Na sua escrita característica, Saramago estabelece, por vezes, dialogo directo com o leitor, facilitando a empatia, e dando mudanças de ritmo à narrativa. A segunda parte do livro, onde o mesmo se transforma numa sequela ilógica do Ensaio sobre a cegueira, a qualidade do mesmo decai. Mais na trama que na escrita, mas também nesta.

“O silêncio que se sucedeu a estas palavras demonstrou uma vez mais que o tempo não tem nada a ver com o que dizem os relógios, essas maquinetas feitas de rodas que não pensam e de molas que não sentem, desprovidas de um espírito que lhes permitiria imaginar que cinco insignificantes segundos escandidos, o primeiro, o segundo, o terceiro, o quarto, o quinto, haviam sido uma agónica tortura para um lado e um remanso de sublime para o outro.”


Da leitura política

Este é um livro de onde é impossível não retirar uma leitura politíca. E não se pense que é um livro de elogio ao voto em branco. Não. Se algo é elogiado neste livro é a celebre máxima do anarquismo – ordem sem coação. Na verdade o livro chega a retrar uma sociedade ideal, plena de entreajuda e solidariedade onde não é necessária a existência de forças da ordem ou de órgãos do estado.
É igualmente impossível não retirar algum paralelismo com a actual conjunta portuguesa, desde a composição do governo de coligação, à democarcia mole e pouco participativa ou ao aproveitamente político por parte dos diversos partidos onde o p.d.e. (partido da esquerda) também não é poupado ao ser o partido que mais se tenta aproveitar do maciço voto em branco.

“ Ao ministro da defesa, um civil que não havia ido à tropa, tinha sabido a pouco a declaração do estado de excepção, o que ele tinha querido era um estado de sitío a sério, dos autênticos, um estado de excepção na mais exacta acepção da palavra, duro.”


Do autor

José Saramago é indubitavelmente um excelente escritor e este livro, mesmo não sendo um dos de eleição da sua obra, vem mais uma vez comprovar isso mesmo. No entanto, vem também demonstrar alguma incoerência no seu percurso. O ataque feroz a certas instituições e a criação de um marketing absurdo relativamente à enorme polémica que o livro viria a ter.
Mesmo no próprio livro, o final (que não vou contar) é incoerente face a todo o rumo que a narrativa tinha tomado. Como se o autor tivesse tido medo de chegar ao final óbvio...

“Uivemos, disse o cão.”


Da polémica

A primeira conclusão que se chega ao ler o livro é que muitas criticas inflamadas feitas ao mesmo foram feitas por quem o não leu.
A polémica sobre a democraticidade do voto em branco que chegou a diversas personalidades ou até às sondagens do público, resulta muito mais de declarações feitas pelo autor numa lógica de marketing do que do livro propriamente dito.

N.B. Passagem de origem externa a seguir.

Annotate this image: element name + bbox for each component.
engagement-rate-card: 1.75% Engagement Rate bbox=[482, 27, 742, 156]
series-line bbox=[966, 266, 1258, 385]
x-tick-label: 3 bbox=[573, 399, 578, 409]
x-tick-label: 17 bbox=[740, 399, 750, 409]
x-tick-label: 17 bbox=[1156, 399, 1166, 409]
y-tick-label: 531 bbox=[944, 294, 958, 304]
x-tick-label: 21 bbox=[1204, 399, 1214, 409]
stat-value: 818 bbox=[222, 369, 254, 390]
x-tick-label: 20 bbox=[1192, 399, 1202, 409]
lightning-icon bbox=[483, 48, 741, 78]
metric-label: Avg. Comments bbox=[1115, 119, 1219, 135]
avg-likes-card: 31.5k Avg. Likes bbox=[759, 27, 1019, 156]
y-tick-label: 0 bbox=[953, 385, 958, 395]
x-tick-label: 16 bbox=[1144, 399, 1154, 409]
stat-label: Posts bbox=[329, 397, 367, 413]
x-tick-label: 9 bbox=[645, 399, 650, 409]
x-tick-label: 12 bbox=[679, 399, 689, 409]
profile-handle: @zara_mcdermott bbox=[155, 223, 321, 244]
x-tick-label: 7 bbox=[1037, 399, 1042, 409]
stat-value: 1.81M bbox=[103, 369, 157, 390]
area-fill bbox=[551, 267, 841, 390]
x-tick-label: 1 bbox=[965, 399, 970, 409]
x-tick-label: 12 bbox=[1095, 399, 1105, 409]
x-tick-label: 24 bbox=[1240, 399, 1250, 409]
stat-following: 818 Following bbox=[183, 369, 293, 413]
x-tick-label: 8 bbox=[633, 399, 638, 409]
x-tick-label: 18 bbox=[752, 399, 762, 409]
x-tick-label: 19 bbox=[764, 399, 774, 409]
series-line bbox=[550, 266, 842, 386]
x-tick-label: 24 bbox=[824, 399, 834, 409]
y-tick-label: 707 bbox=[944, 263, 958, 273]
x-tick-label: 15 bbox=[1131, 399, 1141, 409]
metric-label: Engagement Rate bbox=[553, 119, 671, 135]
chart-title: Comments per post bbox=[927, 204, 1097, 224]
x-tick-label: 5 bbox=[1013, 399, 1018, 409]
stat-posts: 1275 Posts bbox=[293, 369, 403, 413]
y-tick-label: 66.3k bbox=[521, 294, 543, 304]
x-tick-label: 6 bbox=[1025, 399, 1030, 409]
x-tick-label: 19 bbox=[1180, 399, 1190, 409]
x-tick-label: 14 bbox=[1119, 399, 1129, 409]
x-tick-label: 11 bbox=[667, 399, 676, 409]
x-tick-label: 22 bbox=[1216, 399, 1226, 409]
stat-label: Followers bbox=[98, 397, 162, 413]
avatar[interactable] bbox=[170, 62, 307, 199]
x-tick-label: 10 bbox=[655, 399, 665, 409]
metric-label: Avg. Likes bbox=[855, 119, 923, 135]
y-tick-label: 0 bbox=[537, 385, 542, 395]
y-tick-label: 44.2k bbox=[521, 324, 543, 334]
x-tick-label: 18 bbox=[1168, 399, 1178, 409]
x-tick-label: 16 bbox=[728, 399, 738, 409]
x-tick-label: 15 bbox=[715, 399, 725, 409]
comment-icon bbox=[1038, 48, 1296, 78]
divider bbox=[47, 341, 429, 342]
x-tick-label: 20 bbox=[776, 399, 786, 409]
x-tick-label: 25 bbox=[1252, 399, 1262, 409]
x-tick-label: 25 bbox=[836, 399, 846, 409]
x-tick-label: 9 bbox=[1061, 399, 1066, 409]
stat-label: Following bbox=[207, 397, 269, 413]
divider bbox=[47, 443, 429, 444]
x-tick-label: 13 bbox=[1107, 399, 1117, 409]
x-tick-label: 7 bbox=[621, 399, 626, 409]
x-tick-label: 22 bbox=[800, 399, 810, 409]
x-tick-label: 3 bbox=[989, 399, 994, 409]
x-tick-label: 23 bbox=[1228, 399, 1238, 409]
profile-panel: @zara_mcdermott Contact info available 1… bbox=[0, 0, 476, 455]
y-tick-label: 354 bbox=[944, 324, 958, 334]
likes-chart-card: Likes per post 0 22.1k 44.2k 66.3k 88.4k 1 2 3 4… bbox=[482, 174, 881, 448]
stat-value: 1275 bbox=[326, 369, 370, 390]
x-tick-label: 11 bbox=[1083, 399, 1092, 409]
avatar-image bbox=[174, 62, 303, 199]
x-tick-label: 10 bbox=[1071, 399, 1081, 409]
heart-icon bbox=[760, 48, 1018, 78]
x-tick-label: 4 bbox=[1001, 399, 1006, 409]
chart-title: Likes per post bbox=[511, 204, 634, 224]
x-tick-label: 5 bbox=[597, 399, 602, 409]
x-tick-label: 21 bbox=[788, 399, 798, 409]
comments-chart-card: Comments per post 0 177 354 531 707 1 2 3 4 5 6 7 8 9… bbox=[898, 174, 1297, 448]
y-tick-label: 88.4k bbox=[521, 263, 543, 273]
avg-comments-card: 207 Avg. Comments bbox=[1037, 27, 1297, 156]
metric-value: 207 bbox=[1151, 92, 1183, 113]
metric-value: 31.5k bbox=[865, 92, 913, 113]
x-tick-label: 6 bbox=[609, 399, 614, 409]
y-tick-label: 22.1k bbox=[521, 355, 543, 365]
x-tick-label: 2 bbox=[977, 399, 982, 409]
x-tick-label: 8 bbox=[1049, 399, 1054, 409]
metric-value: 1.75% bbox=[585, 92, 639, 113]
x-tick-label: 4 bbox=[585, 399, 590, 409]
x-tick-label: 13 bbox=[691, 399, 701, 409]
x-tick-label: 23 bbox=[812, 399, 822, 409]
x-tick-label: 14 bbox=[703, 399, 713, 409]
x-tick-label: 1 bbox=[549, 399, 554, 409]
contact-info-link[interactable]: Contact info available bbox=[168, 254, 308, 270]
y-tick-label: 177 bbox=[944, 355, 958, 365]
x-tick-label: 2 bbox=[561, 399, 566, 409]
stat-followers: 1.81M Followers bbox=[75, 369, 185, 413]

“Passaram os dias, as dificuldades iam em crescendo contínuo, agravavam-se e multiplicavam-se, brotavam debaixo dos pés como tortulhos depois da chuva, mas a firmeza moral da população não parecia inclinada a rebaixar-se nem a renunciaràquilo que achavam justo e que expressara no voto, o simples direito a não seguir nenhuma opinião consensualmente estabelecida.”